Marine Le Pen fait un selfie avec un militant d'extrême droite estonien... auteur d'un geste suprémaciste

Sur la photo, la présidente du Rassemblement national fait également ce geste, mais dit en ignorer la signification. Elle a rapidement demandé à ce que le cliché soit retiré du profil Facebook du militant, qui se présente comme suprémaciste.

La présidente du Rassemblement national Marine Le Pen, à Tallinn (Estonie), le 14 mai 2019.
La présidente du Rassemblement national Marine Le Pen, à Tallinn (Estonie), le 14 mai 2019. (RAIGO PAJULA / AFP)

Sur le cliché, Marine Le Pen et Ruuben Kaalep forment un cercle avec le pouce et l'index, les trois autres doigts levés. La présidente du Rassemblement national (RN) s'est fait prendre en photo, mardi 14 mai en Estonie, avec un militant radical du parti d'extrême droite local, Ekre. Or, bien que ce geste soit connu des plongeurs sous-marins pour signifier "ok", cette position de la main a depuis été reprise par les partisans de la supériorité de la race blanche aux Etats-Unis.

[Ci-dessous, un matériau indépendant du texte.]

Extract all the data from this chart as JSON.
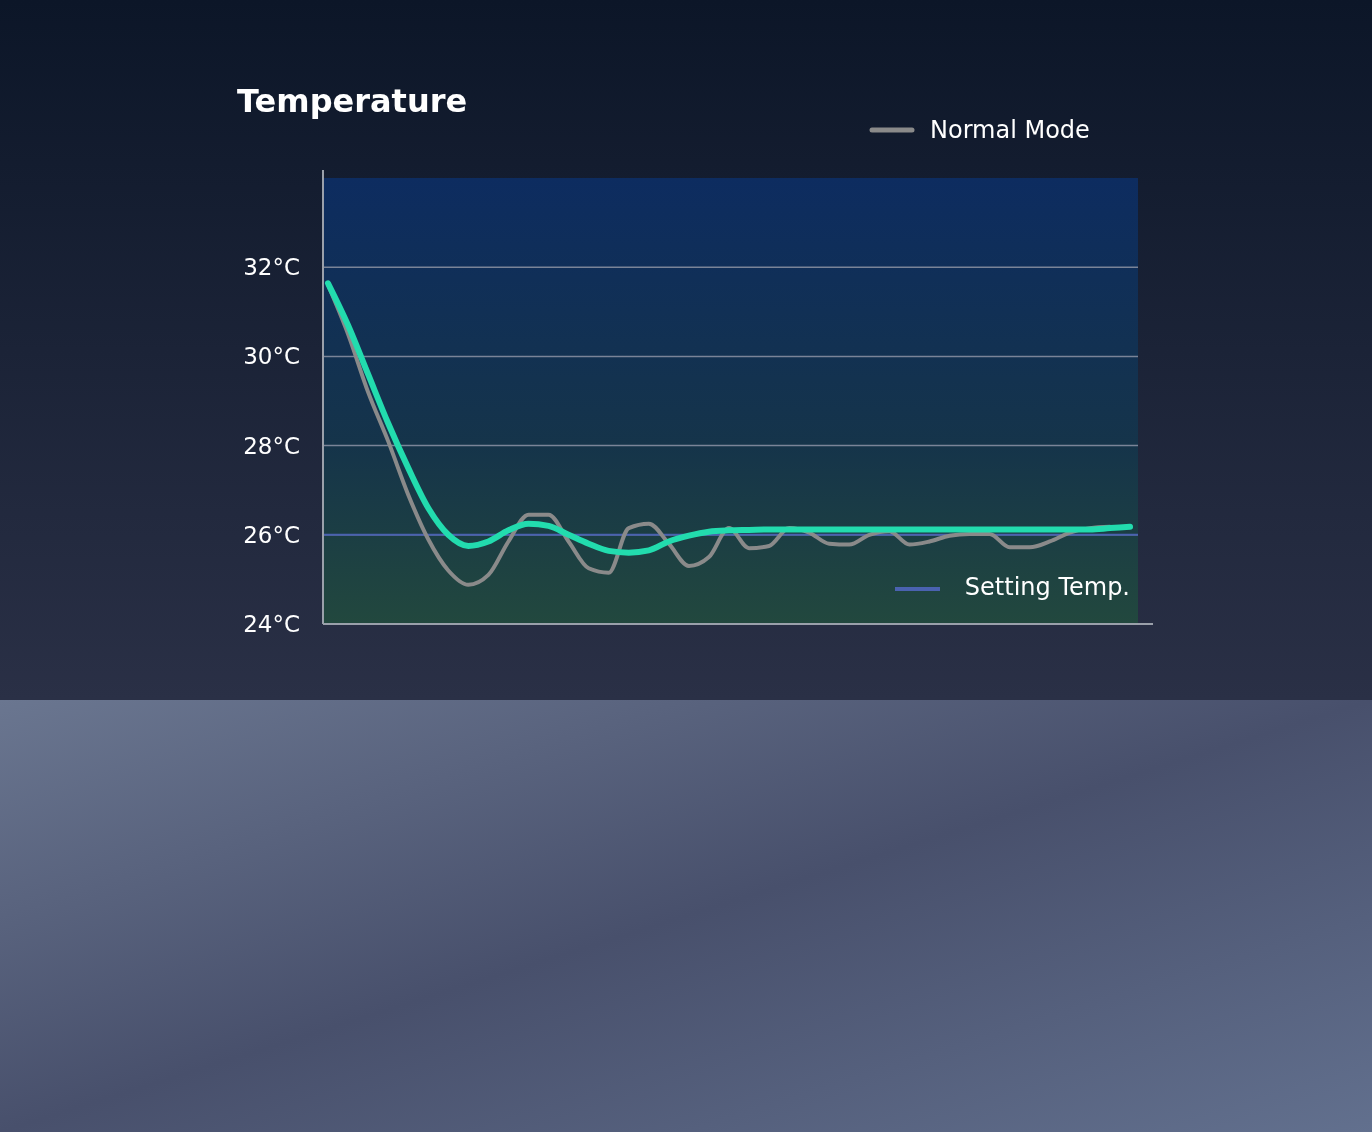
{
  "chart_data": {
    "type": "line",
    "title": "Temperature",
    "categories": [
      null,
      null,
      null,
      null,
      null,
      null,
      null,
      null,
      null,
      null,
      null,
      null,
      null,
      null,
      null,
      null,
      null,
      null,
      null,
      null,
      null,
      null,
      null,
      null,
      null,
      null,
      null,
      null,
      null,
      null,
      null,
      null,
      null,
      null,
      null,
      null,
      null,
      null,
      null,
      null,
      null
    ],
    "series": [
      {
        "color": "#22dcae",
        "values": [
          31.64,
          30.7,
          29.6,
          28.5,
          27.5,
          26.6,
          26.0,
          25.75,
          25.85,
          26.1,
          26.25,
          26.2,
          26.0,
          25.8,
          25.64,
          25.6,
          25.65,
          25.85,
          25.98,
          26.07,
          26.1,
          26.11,
          26.12,
          26.12,
          26.12,
          26.12,
          26.12,
          26.12,
          26.12,
          26.12,
          26.12,
          26.12,
          26.12,
          26.12,
          26.12,
          26.12,
          26.12,
          26.12,
          26.12,
          26.15,
          26.18
        ]
      },
      {
        "name": "Normal Mode",
        "color": "#8a8a8a",
        "values": [
          31.6,
          30.5,
          29.2,
          28.1,
          26.9,
          25.9,
          25.2,
          24.88,
          25.1,
          25.85,
          26.45,
          26.45,
          25.85,
          25.25,
          25.15,
          26.15,
          26.25,
          25.8,
          25.3,
          25.5,
          26.15,
          25.7,
          25.75,
          26.15,
          26.05,
          25.8,
          25.78,
          26.0,
          26.08,
          25.78,
          25.85,
          25.98,
          26.02,
          26.02,
          25.72,
          25.72,
          25.85,
          26.05,
          26.15,
          26.18,
          null
        ]
      }
    ],
    "ylim": [
      24,
      34
    ],
    "yticks": [
      {
        "value": 24,
        "label": "24°C"
      },
      {
        "value": 26,
        "label": "26°C"
      },
      {
        "value": 28,
        "label": "28°C"
      },
      {
        "value": 30,
        "label": "30°C"
      },
      {
        "value": 32,
        "label": "32°C"
      }
    ],
    "grid": "y",
    "legend": "top right",
    "ref_lines": [
      {
        "axis": "y",
        "value": 26,
        "label": "Setting Temp.",
        "color": "#4a62b0"
      }
    ]
  }
}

"J'ai fait un selfie à sa demande avec un signe, pour moi, de 'ok'. J'ai été informée que ce signe pouvait avoir une autre signification. Dès que j'en ai eu connaissance, j'ai immédiatement exigé que [la photo] soit supprimée" du compte Facebook du militant, a expliqué Marine Le Pen. La responsable du RN a ajouté : "Je n'avais jamais entendu parler d'une autre signification à ce geste pour moi tout à fait anodin." Le déplacement de Marine Le Pen en Estonie fait partie d'une tournée européenne pour soutenir les alliés du RN en Europe en vue de constituer un grand groupe, à l'issue des élections européennes du 26 mai.

Un militant qui se définit comme "suprémaciste finno-ougrien"

La photo a été effacée mais, comme l'a repéré Le Figaro, certains ont eu le temps de faire une capture d'écran du compte Facebook de ce militant, Ruuben Kaalep, qui se présente sur son compte Twitter comme un suprémaciste finno-ougrien. Son parti a défrayé la chronique car il compte dans ses rangs des personnes condamnées pour des actes de violences et des sympathisants néo-nazis. La formation politique a fait une percée aux législatives du 3 mars et siège depuis le 24 avril dans le gouvernement dirigé par le centriste Juri Ratas, mais ne dispose d'aucun eurodéputé.

Le tueur de Christchurch (Nouvelle-Zélande), Brenton Tarrant, qui a assassiné 51 fidèles dans des mosquées, avait également fait ce signe lors de son inculpation.